В средневековом христианстве латинское « creatio » стало обозначать Божий акт « creatio ex nihilo » («творение из ничего»); таким образом, « creatio » перестало применяться к человеческой деятельности. Однако Средневековье пошло даже дальше античности, когда оно лишило поэзию исключительного статуса: она тоже была искусством и, следовательно, ремеслом, а не творчеством.
Мужчины эпохи Возрождения стремились выразить свое чувство свободы и творчества. Однако первым, кто применил слово «творчество», был польский поэт 17-го века Мацей Казимеж Сарбьевский , но он применил его только к поэзии. На протяжении более полутора веков идея человеческого творчества встречала сопротивление, поскольку термин «творение» сохранялся за творением «из ничего».
Религиозный скептицизм девятнадцатого века позволил изменить определение: теперь не только искусство признавалось творчеством, но и оно одно . А на рубеже XX века, когда заговорили также о творчестве в науках и природе , это было понято как перенос на науки и на природу понятий, свойственных искусству.

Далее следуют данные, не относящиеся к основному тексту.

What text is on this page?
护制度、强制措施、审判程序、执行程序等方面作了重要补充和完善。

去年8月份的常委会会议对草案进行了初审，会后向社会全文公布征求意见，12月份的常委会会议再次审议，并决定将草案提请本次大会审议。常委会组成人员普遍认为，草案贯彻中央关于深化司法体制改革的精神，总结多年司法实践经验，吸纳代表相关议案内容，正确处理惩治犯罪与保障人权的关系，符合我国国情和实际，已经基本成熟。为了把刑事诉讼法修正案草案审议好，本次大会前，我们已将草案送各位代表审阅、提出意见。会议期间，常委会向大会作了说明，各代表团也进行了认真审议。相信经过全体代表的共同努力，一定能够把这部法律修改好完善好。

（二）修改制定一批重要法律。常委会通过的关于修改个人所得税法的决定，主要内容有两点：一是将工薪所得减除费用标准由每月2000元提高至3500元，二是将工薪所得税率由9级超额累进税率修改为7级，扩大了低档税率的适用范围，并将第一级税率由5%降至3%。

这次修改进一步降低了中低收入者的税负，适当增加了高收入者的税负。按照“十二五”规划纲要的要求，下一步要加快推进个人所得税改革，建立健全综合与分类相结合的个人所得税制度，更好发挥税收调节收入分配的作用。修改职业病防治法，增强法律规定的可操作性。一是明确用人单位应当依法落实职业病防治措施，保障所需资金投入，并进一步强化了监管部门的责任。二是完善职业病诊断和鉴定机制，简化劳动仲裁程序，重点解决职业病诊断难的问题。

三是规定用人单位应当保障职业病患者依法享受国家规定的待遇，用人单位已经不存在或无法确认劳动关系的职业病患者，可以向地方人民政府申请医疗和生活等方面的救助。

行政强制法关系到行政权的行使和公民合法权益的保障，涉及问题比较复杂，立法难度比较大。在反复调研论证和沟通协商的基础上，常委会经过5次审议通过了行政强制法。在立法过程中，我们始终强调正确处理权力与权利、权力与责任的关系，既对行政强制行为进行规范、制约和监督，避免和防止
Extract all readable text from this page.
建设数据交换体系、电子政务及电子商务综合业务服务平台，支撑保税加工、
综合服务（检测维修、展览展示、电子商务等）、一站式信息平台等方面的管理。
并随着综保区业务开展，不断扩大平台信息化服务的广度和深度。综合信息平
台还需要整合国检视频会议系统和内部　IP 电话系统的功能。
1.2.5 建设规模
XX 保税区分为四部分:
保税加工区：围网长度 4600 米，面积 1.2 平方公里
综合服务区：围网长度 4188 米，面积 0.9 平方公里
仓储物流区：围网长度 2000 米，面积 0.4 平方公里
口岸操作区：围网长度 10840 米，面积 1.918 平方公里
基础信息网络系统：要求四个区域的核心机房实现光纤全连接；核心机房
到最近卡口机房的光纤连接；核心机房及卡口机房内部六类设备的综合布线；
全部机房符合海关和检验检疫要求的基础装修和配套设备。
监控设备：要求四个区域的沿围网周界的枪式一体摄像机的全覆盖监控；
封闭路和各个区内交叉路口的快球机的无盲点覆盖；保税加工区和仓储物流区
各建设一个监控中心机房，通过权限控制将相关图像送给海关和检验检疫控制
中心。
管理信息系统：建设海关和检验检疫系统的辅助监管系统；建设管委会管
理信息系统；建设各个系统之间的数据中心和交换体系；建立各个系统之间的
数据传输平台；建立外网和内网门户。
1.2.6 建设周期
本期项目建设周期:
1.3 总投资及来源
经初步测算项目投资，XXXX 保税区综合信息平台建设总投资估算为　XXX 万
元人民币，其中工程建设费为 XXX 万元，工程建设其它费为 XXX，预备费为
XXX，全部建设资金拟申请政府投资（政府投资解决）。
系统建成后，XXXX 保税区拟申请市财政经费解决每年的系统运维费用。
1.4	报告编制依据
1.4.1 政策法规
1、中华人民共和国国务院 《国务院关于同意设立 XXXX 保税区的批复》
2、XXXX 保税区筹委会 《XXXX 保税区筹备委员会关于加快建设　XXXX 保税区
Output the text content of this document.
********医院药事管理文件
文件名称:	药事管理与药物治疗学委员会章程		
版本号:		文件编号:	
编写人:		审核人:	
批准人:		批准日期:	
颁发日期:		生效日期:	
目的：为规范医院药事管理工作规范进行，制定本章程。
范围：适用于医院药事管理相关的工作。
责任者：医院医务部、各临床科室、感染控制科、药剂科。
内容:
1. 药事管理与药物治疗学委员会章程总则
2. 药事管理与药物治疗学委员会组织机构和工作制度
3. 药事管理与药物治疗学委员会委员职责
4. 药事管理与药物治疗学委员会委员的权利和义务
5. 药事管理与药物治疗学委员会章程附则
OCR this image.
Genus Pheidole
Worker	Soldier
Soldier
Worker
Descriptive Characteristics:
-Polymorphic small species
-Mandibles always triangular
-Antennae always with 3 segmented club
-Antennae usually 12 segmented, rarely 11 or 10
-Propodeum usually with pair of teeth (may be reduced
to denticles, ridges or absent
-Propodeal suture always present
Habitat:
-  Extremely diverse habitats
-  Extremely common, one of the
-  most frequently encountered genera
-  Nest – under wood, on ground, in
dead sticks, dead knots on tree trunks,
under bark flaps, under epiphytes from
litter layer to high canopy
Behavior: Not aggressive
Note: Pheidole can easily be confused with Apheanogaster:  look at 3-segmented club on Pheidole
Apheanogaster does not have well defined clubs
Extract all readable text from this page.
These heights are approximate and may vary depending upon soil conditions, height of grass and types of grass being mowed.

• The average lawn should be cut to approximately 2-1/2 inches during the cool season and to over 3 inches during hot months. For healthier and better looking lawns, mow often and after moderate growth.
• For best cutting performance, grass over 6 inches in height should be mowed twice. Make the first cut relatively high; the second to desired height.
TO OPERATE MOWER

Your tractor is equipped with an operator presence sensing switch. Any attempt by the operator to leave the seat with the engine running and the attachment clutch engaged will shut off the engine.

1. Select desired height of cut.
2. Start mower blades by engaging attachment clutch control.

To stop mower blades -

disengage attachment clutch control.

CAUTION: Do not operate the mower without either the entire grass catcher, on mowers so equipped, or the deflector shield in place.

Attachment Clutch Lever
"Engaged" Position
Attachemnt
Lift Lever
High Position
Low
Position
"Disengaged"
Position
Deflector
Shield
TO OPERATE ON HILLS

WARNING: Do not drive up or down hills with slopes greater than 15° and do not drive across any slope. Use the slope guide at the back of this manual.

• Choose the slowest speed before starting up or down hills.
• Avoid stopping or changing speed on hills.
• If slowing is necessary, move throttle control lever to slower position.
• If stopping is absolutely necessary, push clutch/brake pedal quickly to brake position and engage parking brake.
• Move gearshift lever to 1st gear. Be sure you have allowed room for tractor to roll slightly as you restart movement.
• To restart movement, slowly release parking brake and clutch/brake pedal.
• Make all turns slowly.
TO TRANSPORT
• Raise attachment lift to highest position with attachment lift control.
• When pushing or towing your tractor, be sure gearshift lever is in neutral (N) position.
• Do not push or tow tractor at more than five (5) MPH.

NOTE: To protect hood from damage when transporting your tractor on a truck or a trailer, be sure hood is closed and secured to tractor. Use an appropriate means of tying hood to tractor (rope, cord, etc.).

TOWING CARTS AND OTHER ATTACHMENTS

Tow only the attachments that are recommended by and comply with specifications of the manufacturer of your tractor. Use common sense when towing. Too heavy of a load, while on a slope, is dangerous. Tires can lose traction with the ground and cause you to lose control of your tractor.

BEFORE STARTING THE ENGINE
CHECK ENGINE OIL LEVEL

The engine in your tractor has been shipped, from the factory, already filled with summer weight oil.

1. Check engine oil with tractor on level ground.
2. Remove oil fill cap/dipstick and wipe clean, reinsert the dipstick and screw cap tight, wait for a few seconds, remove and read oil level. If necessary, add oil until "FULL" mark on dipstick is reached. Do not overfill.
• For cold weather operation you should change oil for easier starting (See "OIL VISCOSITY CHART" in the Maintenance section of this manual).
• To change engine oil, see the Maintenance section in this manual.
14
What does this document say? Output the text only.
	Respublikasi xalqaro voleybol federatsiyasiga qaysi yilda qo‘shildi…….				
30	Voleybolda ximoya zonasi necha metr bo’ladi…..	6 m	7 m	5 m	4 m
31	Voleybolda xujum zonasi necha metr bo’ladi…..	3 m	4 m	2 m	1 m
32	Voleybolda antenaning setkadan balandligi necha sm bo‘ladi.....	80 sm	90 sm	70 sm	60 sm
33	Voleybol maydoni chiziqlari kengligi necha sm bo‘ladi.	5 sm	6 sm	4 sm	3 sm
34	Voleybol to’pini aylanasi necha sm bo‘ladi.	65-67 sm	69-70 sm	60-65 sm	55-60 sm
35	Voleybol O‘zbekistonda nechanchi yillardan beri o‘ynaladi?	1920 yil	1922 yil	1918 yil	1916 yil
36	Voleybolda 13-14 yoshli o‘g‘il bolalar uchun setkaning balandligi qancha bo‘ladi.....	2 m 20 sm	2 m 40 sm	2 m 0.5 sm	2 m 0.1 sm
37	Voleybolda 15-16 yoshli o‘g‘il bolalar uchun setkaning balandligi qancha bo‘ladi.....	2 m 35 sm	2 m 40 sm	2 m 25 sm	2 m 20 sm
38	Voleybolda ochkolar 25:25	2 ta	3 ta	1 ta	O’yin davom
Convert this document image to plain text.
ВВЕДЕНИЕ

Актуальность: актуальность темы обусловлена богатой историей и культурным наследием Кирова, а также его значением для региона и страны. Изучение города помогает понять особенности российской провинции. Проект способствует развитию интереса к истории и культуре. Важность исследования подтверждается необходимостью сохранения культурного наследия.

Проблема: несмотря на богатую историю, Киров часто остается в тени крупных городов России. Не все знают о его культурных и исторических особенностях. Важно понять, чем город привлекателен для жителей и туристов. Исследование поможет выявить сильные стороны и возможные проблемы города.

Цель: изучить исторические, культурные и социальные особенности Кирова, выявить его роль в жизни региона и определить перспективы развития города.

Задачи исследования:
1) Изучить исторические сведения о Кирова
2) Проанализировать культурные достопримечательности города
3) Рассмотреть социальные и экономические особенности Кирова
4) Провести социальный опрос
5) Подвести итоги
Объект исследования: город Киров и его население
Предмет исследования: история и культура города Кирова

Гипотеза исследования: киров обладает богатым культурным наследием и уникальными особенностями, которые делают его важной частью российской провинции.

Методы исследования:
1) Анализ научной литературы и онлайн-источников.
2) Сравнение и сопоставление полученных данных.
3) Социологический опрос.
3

У древних греков не было терминов, соответствующих словам «творить» или «творец». Выражение « poiein » («создавать») применялось именно к poiesis (поэзии) и к poietes (поэту или «создателю»), которые ее создали , а не к искусству в целом в его современном понимании. Например, Платон в «Государстве» спрашивает : «Скажем ли мы о художнике, что он что-то делает?» и отвечает: «Конечно, нет, он просто подражает ». Для древних греков концепция творца и творчества подразумевала свободу действий, тогда как греческая концепция искусства предполагала подчинение законам и правилам. Искусство (по-гречески « техне » ) — это «создание вещей по правилам». В нем не было творчества, и если бы оно было , с точки зрения греков, это было бы плохим положением дел . [1]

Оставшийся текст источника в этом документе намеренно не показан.